Mohammed Daeef is among the 300 women refugees using the daily WhatsApp messaging groups.

UN Women field assistants Amal Al Mahayrah (left) and Hadeel Dabaibeh (right) make daily support calls and share information with vulnerable Jordanian women and Syrian refugees. Photos: UN Women
Amal Al Mahayrah and Hadeel Dabaibeh, UN Women field assistants, conduct daily support calls and disseminate messages through the Whatsapp groups to vulnerable Jordanian women and Syrian refugees across Jordan, during COVID-19 lockdowns. Photos: UN Women

School closures and the shift to the Government’s e-learning platform have created additional challenges for students and families. In response, UN Women has increased the number of teaching assistants in cash-for-work positions to provide remote support with the online curriculum being delivered by the Ministry of Education.

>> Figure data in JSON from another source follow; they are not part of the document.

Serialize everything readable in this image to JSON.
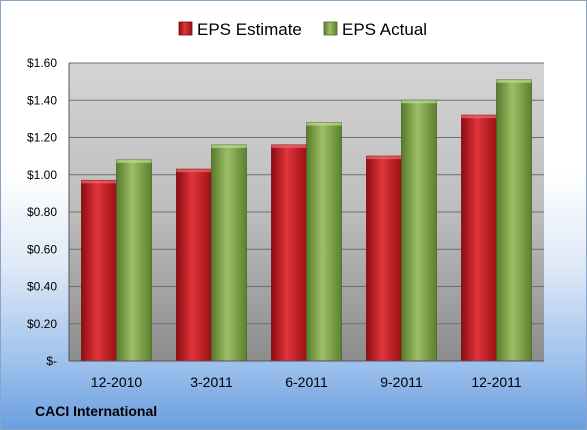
{
  "company": "CACI International",
  "chart_data": {
    "type": "bar",
    "title": "",
    "xlabel": "",
    "ylabel": "",
    "categories": [
      "12-2010",
      "3-2011",
      "6-2011",
      "9-2011",
      "12-2011"
    ],
    "series": [
      {
        "name": "EPS Estimate",
        "values": [
          0.97,
          1.03,
          1.16,
          1.1,
          1.32
        ],
        "color": "#c8141c"
      },
      {
        "name": "EPS Actual",
        "values": [
          1.08,
          1.16,
          1.28,
          1.4,
          1.51
        ],
        "color": "#7fa04a"
      }
    ],
    "ylim": [
      0,
      1.6
    ],
    "yticks": [
      0,
      0.2,
      0.4,
      0.6,
      0.8,
      1.0,
      1.2,
      1.4,
      1.6
    ],
    "ytick_labels": [
      "$-",
      "$0.20",
      "$0.40",
      "$0.60",
      "$0.80",
      "$1.00",
      "$1.20",
      "$1.40",
      "$1.60"
    ],
    "grid": true,
    "legend_position": "top"
  }
}
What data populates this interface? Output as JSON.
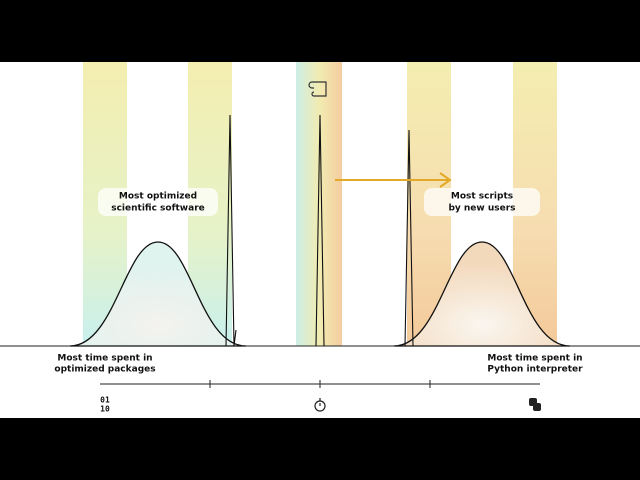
{
  "labels": {
    "left_peak": [
      "Most optimized",
      "scientific software"
    ],
    "right_peak": [
      "Most scripts",
      "by new users"
    ],
    "axis_left": [
      "Most time spent in",
      "optimized packages"
    ],
    "axis_right": [
      "Most time spent in",
      "Python interpreter"
    ]
  },
  "icons": {
    "binary": [
      "01",
      "10"
    ]
  }
}
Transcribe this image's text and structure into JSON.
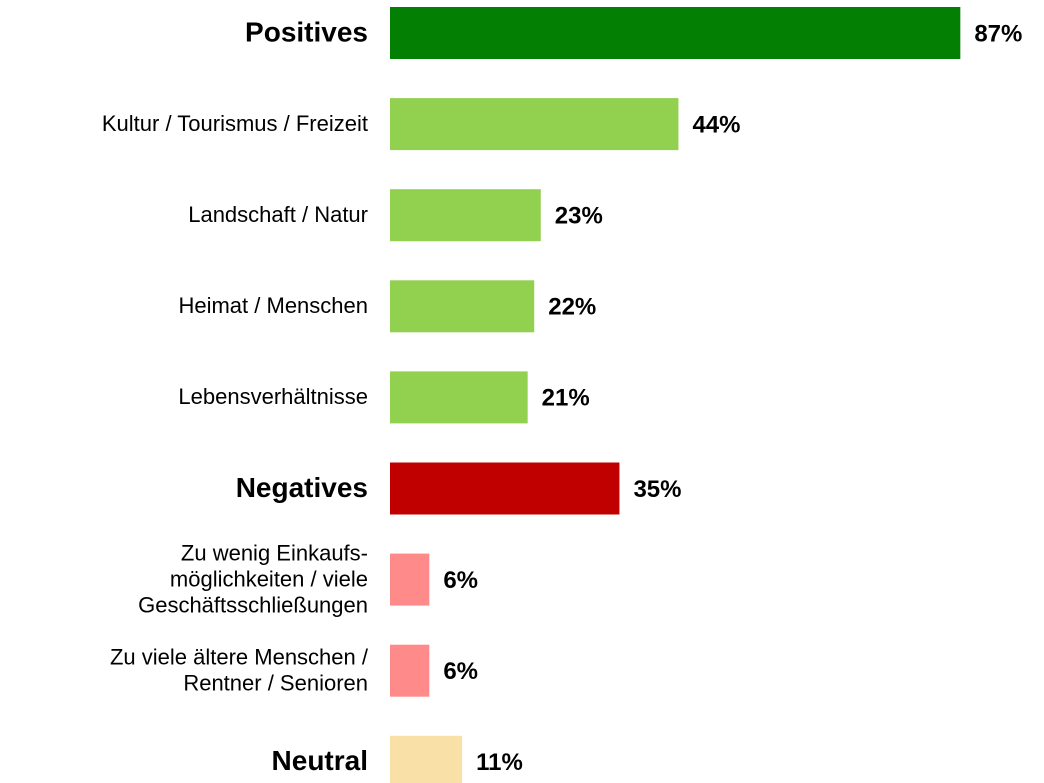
{
  "chart_data": {
    "type": "bar",
    "orientation": "horizontal",
    "categories": [
      "Positives",
      "Kultur / Tourismus / Freizeit",
      "Landschaft / Natur",
      "Heimat / Menschen",
      "Lebensverhältnisse",
      "Negatives",
      "Zu wenig Einkaufs-\nmöglichkeiten / viele\nGeschäftsschließungen",
      "Zu viele ältere Menschen /\nRentner / Senioren",
      "Neutral"
    ],
    "values": [
      87,
      44,
      23,
      22,
      21,
      35,
      6,
      6,
      11
    ],
    "value_labels": [
      "87%",
      "44%",
      "23%",
      "22%",
      "21%",
      "35%",
      "6%",
      "6%",
      "11%"
    ],
    "colors": [
      "#038003",
      "#92d050",
      "#92d050",
      "#92d050",
      "#92d050",
      "#c00000",
      "#ff8a8a",
      "#ff8a8a",
      "#f9e0a6"
    ],
    "emphasis": [
      true,
      false,
      false,
      false,
      false,
      true,
      false,
      false,
      true
    ],
    "xlim": [
      0,
      90
    ]
  }
}
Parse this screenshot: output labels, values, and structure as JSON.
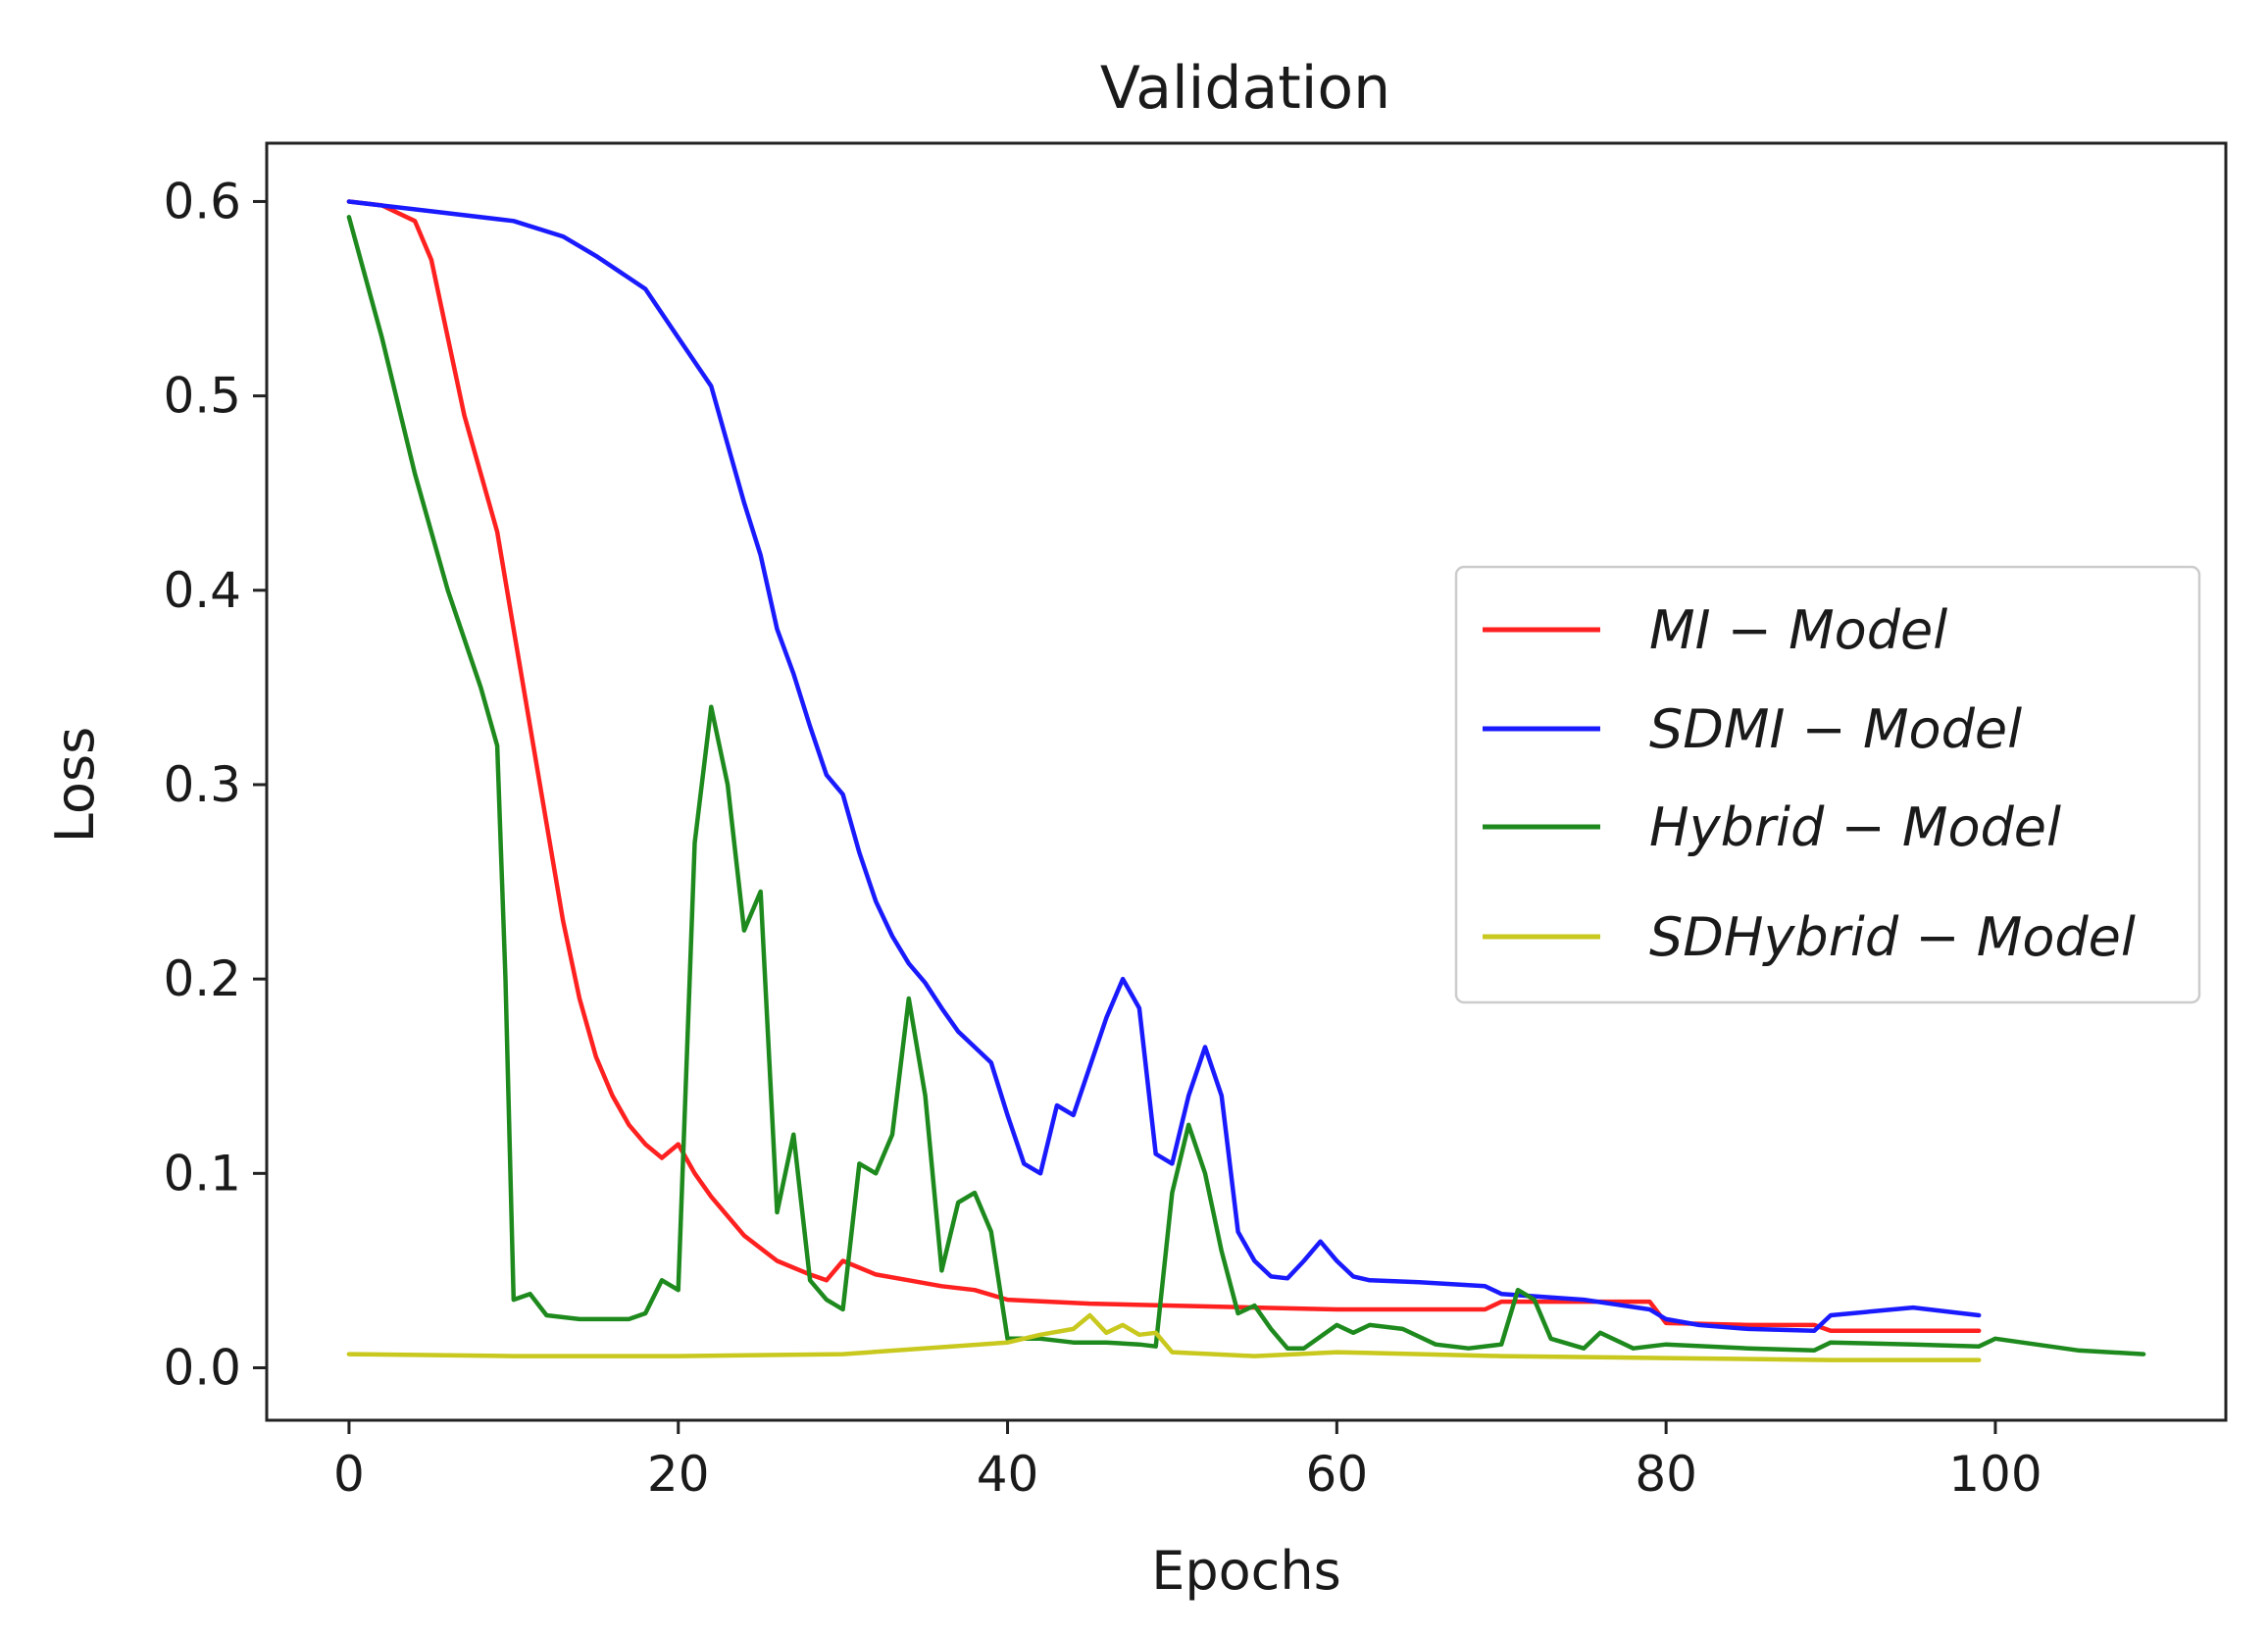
{
  "chart_data": {
    "type": "line",
    "title": "Validation",
    "xlabel": "Epochs",
    "ylabel": "Loss",
    "xlim": [
      -5,
      114
    ],
    "ylim": [
      -0.027,
      0.63
    ],
    "xticks": [
      0,
      20,
      40,
      60,
      80,
      100
    ],
    "yticks": [
      0.0,
      0.1,
      0.2,
      0.3,
      0.4,
      0.5,
      0.6
    ],
    "xtick_labels": [
      "0",
      "20",
      "40",
      "60",
      "80",
      "100"
    ],
    "ytick_labels": [
      "0.0",
      "0.1",
      "0.2",
      "0.3",
      "0.4",
      "0.5",
      "0.6"
    ],
    "legend_position": "center-right",
    "series": [
      {
        "name": "MI − Model",
        "color": "#ff2020",
        "x": [
          0,
          2,
          4,
          5,
          6,
          7,
          8,
          9,
          10,
          11,
          12,
          13,
          14,
          15,
          16,
          17,
          18,
          19,
          20,
          21,
          22,
          24,
          26,
          28,
          29,
          30,
          32,
          34,
          36,
          38,
          40,
          45,
          50,
          55,
          60,
          65,
          69,
          70,
          75,
          79,
          80,
          85,
          89,
          90,
          95,
          99
        ],
        "y": [
          0.6,
          0.598,
          0.59,
          0.57,
          0.53,
          0.49,
          0.46,
          0.43,
          0.38,
          0.33,
          0.28,
          0.23,
          0.19,
          0.16,
          0.14,
          0.125,
          0.115,
          0.108,
          0.115,
          0.1,
          0.088,
          0.068,
          0.055,
          0.048,
          0.045,
          0.055,
          0.048,
          0.045,
          0.042,
          0.04,
          0.035,
          0.033,
          0.032,
          0.031,
          0.03,
          0.03,
          0.03,
          0.034,
          0.034,
          0.034,
          0.023,
          0.022,
          0.022,
          0.019,
          0.019,
          0.019
        ]
      },
      {
        "name": "SDMI − Model",
        "color": "#1a1aff",
        "x": [
          0,
          5,
          10,
          13,
          15,
          18,
          20,
          22,
          23,
          24,
          25,
          26,
          27,
          28,
          29,
          30,
          31,
          32,
          33,
          34,
          35,
          36,
          37,
          38,
          39,
          40,
          41,
          42,
          43,
          44,
          45,
          46,
          47,
          48,
          49,
          50,
          51,
          52,
          53,
          54,
          55,
          56,
          57,
          58,
          59,
          60,
          61,
          62,
          65,
          69,
          70,
          75,
          79,
          80,
          82,
          85,
          89,
          90,
          95,
          99
        ],
        "y": [
          0.6,
          0.595,
          0.59,
          0.582,
          0.572,
          0.555,
          0.53,
          0.505,
          0.475,
          0.445,
          0.418,
          0.38,
          0.357,
          0.33,
          0.305,
          0.295,
          0.265,
          0.24,
          0.222,
          0.208,
          0.198,
          0.185,
          0.173,
          0.165,
          0.157,
          0.13,
          0.105,
          0.1,
          0.135,
          0.13,
          0.155,
          0.18,
          0.2,
          0.185,
          0.11,
          0.105,
          0.14,
          0.165,
          0.14,
          0.07,
          0.055,
          0.047,
          0.046,
          0.055,
          0.065,
          0.055,
          0.047,
          0.045,
          0.044,
          0.042,
          0.038,
          0.035,
          0.03,
          0.025,
          0.022,
          0.02,
          0.019,
          0.027,
          0.031,
          0.027
        ]
      },
      {
        "name": "Hybrid − Model",
        "color": "#1e8a1e",
        "x": [
          0,
          2,
          4,
          6,
          8,
          9,
          9.5,
          10,
          11,
          12,
          14,
          16,
          17,
          18,
          19,
          20,
          21,
          22,
          23,
          24,
          25,
          26,
          27,
          28,
          29,
          30,
          31,
          32,
          33,
          34,
          35,
          36,
          37,
          38,
          39,
          40,
          42,
          44,
          46,
          48,
          49,
          50,
          51,
          52,
          53,
          54,
          55,
          56,
          57,
          58,
          60,
          61,
          62,
          64,
          66,
          68,
          70,
          71,
          72,
          73,
          75,
          76,
          78,
          80,
          85,
          89,
          90,
          95,
          99,
          100,
          105,
          109
        ],
        "y": [
          0.592,
          0.53,
          0.46,
          0.4,
          0.35,
          0.32,
          0.2,
          0.035,
          0.038,
          0.027,
          0.025,
          0.025,
          0.025,
          0.028,
          0.045,
          0.04,
          0.27,
          0.34,
          0.3,
          0.225,
          0.245,
          0.08,
          0.12,
          0.045,
          0.035,
          0.03,
          0.105,
          0.1,
          0.12,
          0.19,
          0.14,
          0.05,
          0.085,
          0.09,
          0.07,
          0.015,
          0.015,
          0.013,
          0.013,
          0.012,
          0.011,
          0.09,
          0.125,
          0.1,
          0.06,
          0.028,
          0.032,
          0.02,
          0.01,
          0.01,
          0.022,
          0.018,
          0.022,
          0.02,
          0.012,
          0.01,
          0.012,
          0.04,
          0.035,
          0.015,
          0.01,
          0.018,
          0.01,
          0.012,
          0.01,
          0.009,
          0.013,
          0.012,
          0.011,
          0.015,
          0.009,
          0.007
        ]
      },
      {
        "name": "SDHybrid − Model",
        "color": "#c8c81e",
        "x": [
          0,
          10,
          20,
          30,
          40,
          42,
          44,
          45,
          46,
          47,
          48,
          49,
          50,
          55,
          60,
          70,
          80,
          90,
          99
        ],
        "y": [
          0.007,
          0.006,
          0.006,
          0.007,
          0.013,
          0.017,
          0.02,
          0.027,
          0.018,
          0.022,
          0.017,
          0.018,
          0.008,
          0.006,
          0.008,
          0.006,
          0.005,
          0.004,
          0.004
        ]
      }
    ]
  }
}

Nahid Ali Albuhair, 31, is a Syrian refugee teaching assistant at the UN Women Oasis in Za'atari who has been providing Arabic literacy classes, using her caravan wall as a canvas for her lessons and disseminating video-based lessons to parents throughout the lockdown.

The camps are home to 113,035 refugees, who now spend most of the day in their caravans – one-room, prefabricated housing units for entire families, measuring 16 by 9.5 feet.

In many parts of the world, the increased isolation, added financial stress and anxiety caused by the pandemic and lockdowns have exacerbated existing problems such as gender-based violence. 

Since the COVID-19 outbreak began, four UN Women field staff have been on the front lines of prevention, proactively undertaking sometimes more than 100 calls on a daily basis to provide information, counselling and psychosocial support to vulnerable Syrian refugee women in the camps, via phone and WhatsApp.

“At this critical time, we have scaled up our efforts to assist women facing protection issues, providing dedicated counselling, essential referrals to medical partners and shelters, and preparing safety plans,” explains Yafa Jaffal, UN Women Protection Assistant. Safety plans often involve helping women compile a list of trusted family members, friends or protection workers they can reach out to, if the abuse happens again or escalates, and discussing positive coping mechanisms.

UN Women has also equipped all its Oasis centres with additional sanitization materials and partnered with UNICEF to distribute its stockpile of nearly 1,000 baby kits made by Syrian refugee women in UN Women Oases to the families of all newborns in the camps.

UN Women’s work in the refugee camps is funded by the Governments of Australia, Canada, Finland, France, Japan, Iceland, Italy, Zonta International Foundation, the EU Regional Trust Fund in response to the Syrian Crisis (the"Madad Fund”) and UN Women National Committees.